4 de março de 2011

A gaveta, não lugar do exílio

Há dias, enquanto lia um artigo de Douglas Mansur da Silva, intitulado "A oposição no exílio e a memória da resistência ao Estado Novo em São Paulo", a minha atenção não pôde deixar de captar duas ideias desenvolvidas por este antropólogo brasileiro. Em primeiro lugar, o paradoxo de a esquerda portuguesa (em torno de um jornal de intervenção, o «Portugal Democrático») se movimentar livremente no Brasil militar, ao passo que a esquerda brasileira era reprimida. E isto, fundamentalmente, devido ao posicionamento expectante de Brasilia relativamente à questão colonial e à natural simpatia pelos movimentos libertadores nacionalistas.

A outra ideia (que aparentemente pouco tem que ver com a seguinte) assenta na construção metafórica do exílio antes de o ser, como a pescada. Efectivamente, «para muitos que militaram no campo da oposição, o exílio tem início, portanto, em Portugal, através do contacto com as práticas de oposição, por intermédio da participação nos movimentos que emergiram no decorrer e no pós-guerra (...) ou por relações próximas com intelectuais contrários ao regime, produzindo um distanciamento objectivo e subjectivo frente às ideias oficiais».

O que Douglas da Silva pretende dizer é que estes indivíduos (eventualmente a generalidade), desenvolveram disposições, no sentido dado por Bernard Lahire, que estruturam toda a sua acção e engavetam defensivamente as suas ideias à circunscrição craniana e a um par de círculos forçosamente íntimos porque a sanção prevista facilmente transformaria o exílio psicológico numa experiência repressiva.

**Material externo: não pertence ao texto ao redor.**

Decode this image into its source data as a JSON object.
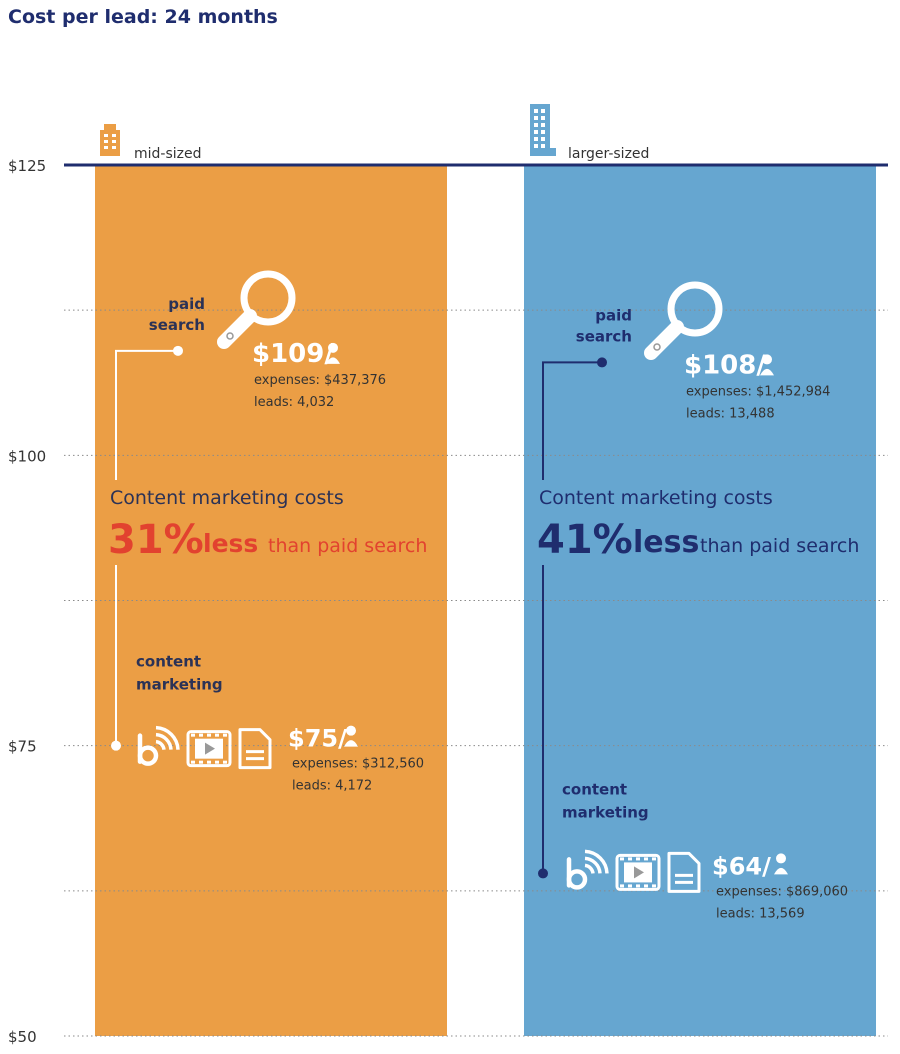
{
  "chart_data": {
    "type": "bar",
    "title": "Cost per lead: 24 months",
    "ylim": [
      50,
      125
    ],
    "yticks": [
      {
        "value": 125,
        "label": "$125"
      },
      {
        "value": 100,
        "label": "$100"
      },
      {
        "value": 75,
        "label": "$75"
      },
      {
        "value": 50,
        "label": "$50"
      }
    ],
    "minor_gridlines": [
      112.5,
      87.5,
      62.5
    ],
    "groups": [
      {
        "key": "mid",
        "label": "mid-sized",
        "icon": "small-building-icon",
        "color": "#EB9E45",
        "line_color": "#ffffff",
        "pct_color": "#E2422F",
        "text_color": "#2B3256",
        "paid_search": {
          "label_line1": "paid",
          "label_line2": "search",
          "value": 109,
          "value_label": "$109/",
          "expenses": "expenses: $437,376",
          "leads": "leads: 4,032"
        },
        "content_marketing": {
          "label_line1": "content",
          "label_line2": "marketing",
          "value": 75,
          "value_label": "$75/",
          "expenses": "expenses: $312,560",
          "leads": "leads: 4,172"
        },
        "headline": "Content marketing costs",
        "pct": "31%",
        "less": "less",
        "than": "than paid search"
      },
      {
        "key": "large",
        "label": "larger-sized",
        "icon": "tall-building-icon",
        "color": "#66A6D0",
        "line_color": "#1F2D6E",
        "pct_color": "#1F2D6E",
        "text_color": "#1F2D6E",
        "paid_search": {
          "label_line1": "paid",
          "label_line2": "search",
          "value": 108,
          "value_label": "$108/",
          "expenses": "expenses: $1,452,984",
          "leads": "leads: 13,488"
        },
        "content_marketing": {
          "label_line1": "content",
          "label_line2": "marketing",
          "value": 64,
          "value_label": "$64/",
          "expenses": "expenses: $869,060",
          "leads": "leads: 13,569"
        },
        "headline": "Content marketing costs",
        "pct": "41%",
        "less": "less",
        "than": "than paid search"
      }
    ]
  }
}
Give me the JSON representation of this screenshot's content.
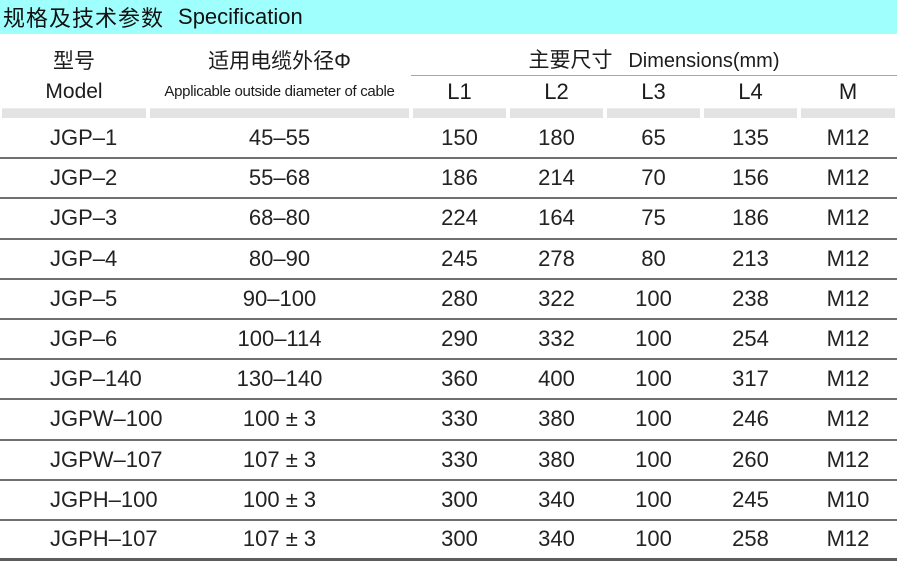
{
  "title": {
    "zh": "规格及技术参数",
    "en": "Specification"
  },
  "colors": {
    "title_bar": "#9ffffd",
    "header_bar_gray": "#e3e3e3",
    "row_rule_gray": "#707070",
    "text": "#1c1c1c"
  },
  "table": {
    "columns": {
      "model": {
        "zh": "型号",
        "en": "Model"
      },
      "diameter": {
        "zh": "适用电缆外径Φ",
        "en": "Applicable outside diameter of cable"
      },
      "dimensions_group": {
        "zh": "主要尺寸",
        "en": "Dimensions(mm)"
      },
      "dimension_subcolumns": [
        "L1",
        "L2",
        "L3",
        "L4",
        "M"
      ]
    },
    "rows": [
      {
        "model": "JGP–1",
        "diameter": "45–55",
        "L1": "150",
        "L2": "180",
        "L3": "65",
        "L4": "135",
        "M": "M12"
      },
      {
        "model": "JGP–2",
        "diameter": "55–68",
        "L1": "186",
        "L2": "214",
        "L3": "70",
        "L4": "156",
        "M": "M12"
      },
      {
        "model": "JGP–3",
        "diameter": "68–80",
        "L1": "224",
        "L2": "164",
        "L3": "75",
        "L4": "186",
        "M": "M12"
      },
      {
        "model": "JGP–4",
        "diameter": "80–90",
        "L1": "245",
        "L2": "278",
        "L3": "80",
        "L4": "213",
        "M": "M12"
      },
      {
        "model": "JGP–5",
        "diameter": "90–100",
        "L1": "280",
        "L2": "322",
        "L3": "100",
        "L4": "238",
        "M": "M12"
      },
      {
        "model": "JGP–6",
        "diameter": "100–114",
        "L1": "290",
        "L2": "332",
        "L3": "100",
        "L4": "254",
        "M": "M12"
      },
      {
        "model": "JGP–140",
        "diameter": "130–140",
        "L1": "360",
        "L2": "400",
        "L3": "100",
        "L4": "317",
        "M": "M12"
      },
      {
        "model": "JGPW–100",
        "diameter": "100 ± 3",
        "L1": "330",
        "L2": "380",
        "L3": "100",
        "L4": "246",
        "M": "M12"
      },
      {
        "model": "JGPW–107",
        "diameter": "107 ± 3",
        "L1": "330",
        "L2": "380",
        "L3": "100",
        "L4": "260",
        "M": "M12"
      },
      {
        "model": "JGPH–100",
        "diameter": "100 ± 3",
        "L1": "300",
        "L2": "340",
        "L3": "100",
        "L4": "245",
        "M": "M10"
      },
      {
        "model": "JGPH–107",
        "diameter": "107 ± 3",
        "L1": "300",
        "L2": "340",
        "L3": "100",
        "L4": "258",
        "M": "M12"
      }
    ]
  }
}
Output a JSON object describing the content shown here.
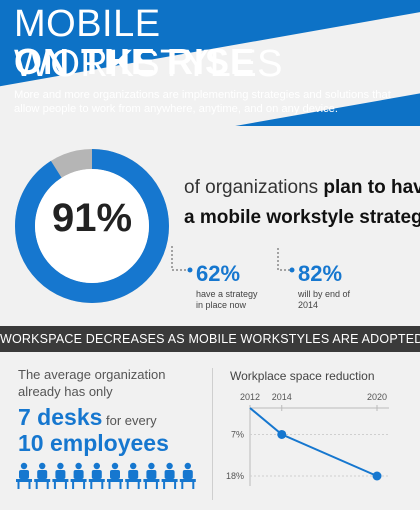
{
  "header": {
    "title_line1": "MOBILE WORKSTYLES",
    "title_line2": "ON THE RISE",
    "subtitle": "More and more organizations are implementing strategies and solutions that allow people to work from anywhere, anytime, and on any device."
  },
  "stat_main": {
    "value_pct": 91,
    "value_label": "91%",
    "text_plain": "of organizations ",
    "text_bold": "plan to have",
    "text_line2": "a mobile workstyle strategy"
  },
  "sub_stats": [
    {
      "value": "62%",
      "desc": "have a strategy in place now"
    },
    {
      "value": "82%",
      "desc": "will by end of 2014"
    }
  ],
  "band": {
    "text": "WORKSPACE DECREASES AS MOBILE WORKSTYLES ARE ADOPTED"
  },
  "desks": {
    "intro": "The average organization already has only",
    "count": "7 desks",
    "for_every": " for every",
    "employees": "10 employees",
    "total_icons": 10,
    "desk_icons": 7
  },
  "chart_data": {
    "type": "line",
    "title": "Workplace space reduction",
    "x": [
      2012,
      2014,
      2020
    ],
    "y": [
      0,
      7,
      18
    ],
    "x_ticks": [
      "2012",
      "2014",
      "2020"
    ],
    "y_ticks": [
      "7%",
      "18%"
    ],
    "y_tick_values": [
      7,
      18
    ],
    "xlim": [
      2012,
      2020
    ],
    "ylim": [
      0,
      18
    ],
    "y_inverted": true
  },
  "colors": {
    "primary": "#0d72c6",
    "accent": "#1677cf",
    "donut_rest": "#b5b5b5",
    "band": "#3a3a3a"
  }
}
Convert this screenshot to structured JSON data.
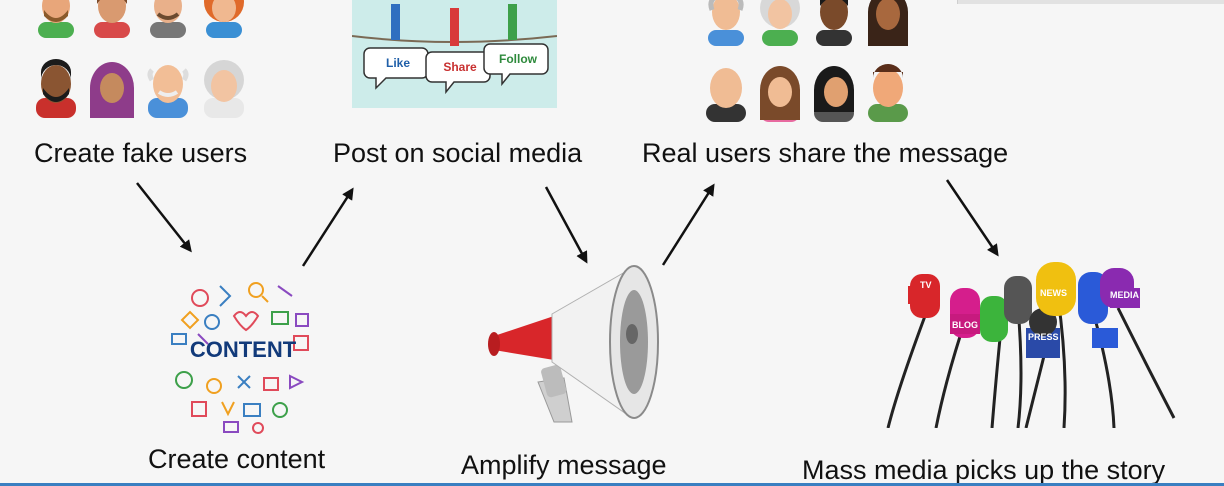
{
  "steps": {
    "fake_users": "Create fake users",
    "post": "Post on social media",
    "real_users": "Real users share the message",
    "content": "Create content",
    "amplify": "Amplify message",
    "mass_media": "Mass media picks up the story"
  },
  "clothespin_tags": [
    "Like",
    "Share",
    "Follow"
  ],
  "content_word": "CONTENT",
  "mic_tags": [
    "TV",
    "BLOG",
    "PRESS",
    "NEWS",
    "MEDIA"
  ]
}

Nestes termos, incomodados e perseguidos, estes indivíduos passam por uma experiência de exílio psicológico e intelectual, antes mesmo de tomarem a derradeira decisão de materializá-lo. E voltar a reunir corpo e mente numa mesma unidade indivisível. Se pudéssemos inverter estes dois contextos e conjugá-los com os dois tipos de exílio, poderíamos chegar à condição do exilado mental num mundo colorido. Ou seja, um Mário de Sá Carneiro, um Baudelaire ou outro qualquer típico insatisfeito, transformado num exilado livre, confortavelmente instalado e até, formalmente respeitado. 

Esta insatisfação asfixiante num mundo unidimensional, medíocre rasteiro contra o qual não mobilização suficiente de forças oposicionistas, remete o espírito para a gaveta, antes mesmo do corpo se lhe juntar. A primeira alternativa seria o ostracismo da dignidade e o conluio com a perspectiva ignorante da ralé porque é sempre em «diálogo» com esta que o indivíduo se exila, ainda que metaforicamente. A segunda, sair, reificando o adágio popular «quem está mal, muda-se».